E então vem Amor Alienígena (#60). E mesmo agora, eu não sei o que pensar sobre esta edição. Primeiro, pela concepção da arte, que mistura desenhos com fotografias de esculturas realizadas por John Totleben em uma interação tão perfeita que toda a edição poderia muito bem ser exposta como uma obra de arte contemporânea, tamanha a complexidade, inventividade, excelência e, acima de tudo, significado simbólico, filosófico, biológico e psicológico para o Monstro e para a Nave. A meu ver, este é o trabalho mais erudito (refiro-me a uma visão acadêmica mesmo) de toda a saga do Pantanoso, de sua criação até este momento, e um dos que mais exigem do leitor na observação dos detalhes, na leitura das imagens e entendimento do texto. O ápice da parceria entre Totleben e Moore. Já o roteiro… ah, o roteiro dessa edição será a minha indicação para qualquer esnobe que venha pregar sobre a “inferioridade” dos quadrinhos como produto narrativo, dada a sua “infantilidade” ou “pouca exigência de entendimento” em relação à literatura…
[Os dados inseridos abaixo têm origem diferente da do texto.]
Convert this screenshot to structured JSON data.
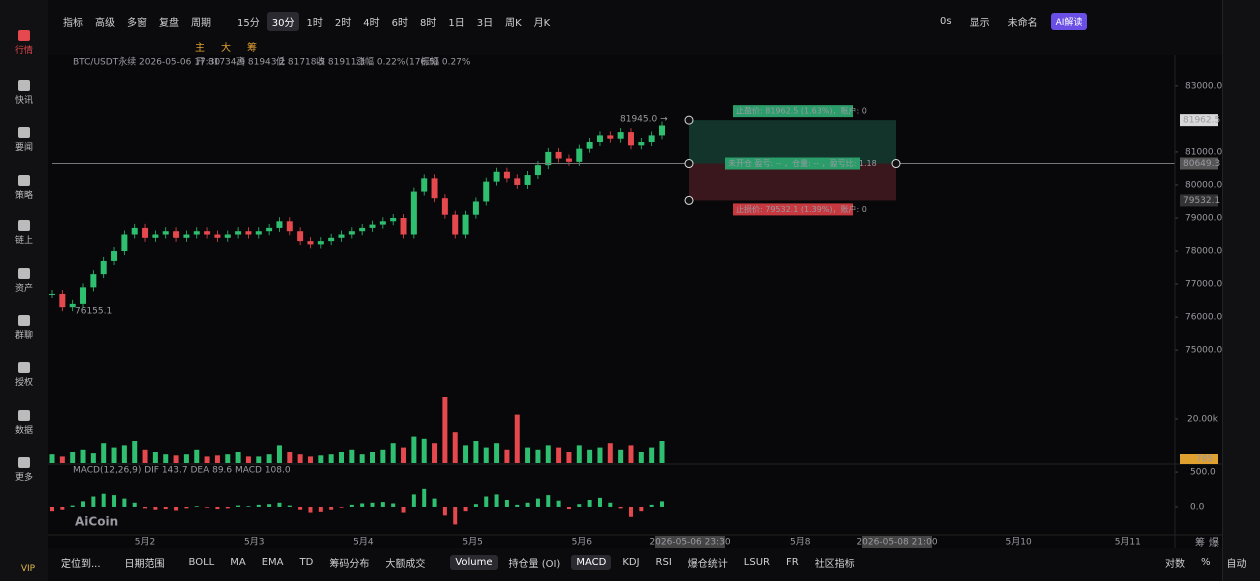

Eu li Amor Alienígenas três vezes seguidas para ter certeza de que captei a mensagem do roteiro puramente literário (e de composição clássica!) de Alan Moore, e ainda assim não tenho tanta certeza se compreendi. O que posso dizer é que a ideia extraordinária de se aprofundar no conceito de máquina-orgânica (inspirados em dois arcos de Doctor Who: The Claws of Axos e Terror of the Zygons — nota: Moore já havia escrito alguns roteiros para quadrinhos de Doctor Who entre 1980 e 1981) e ligar o Monstro do Pântano a isso; com direito a uma sequência que lembra vivissecção misturada com estupro de um vegetal por um aparato bio-tecnológico senciente, é algo que o leitor jamais se esquecerá. Aliado a isso, o mistério da biomáquina-nave-planeta encerra muitas indicações de origem do universo que indiretamente coloca em pauta o mistério da origem do Universo e a nossa própria concepção da origem da vida. Em uma palavra, Amor Alienígena é uma edição revolucionária.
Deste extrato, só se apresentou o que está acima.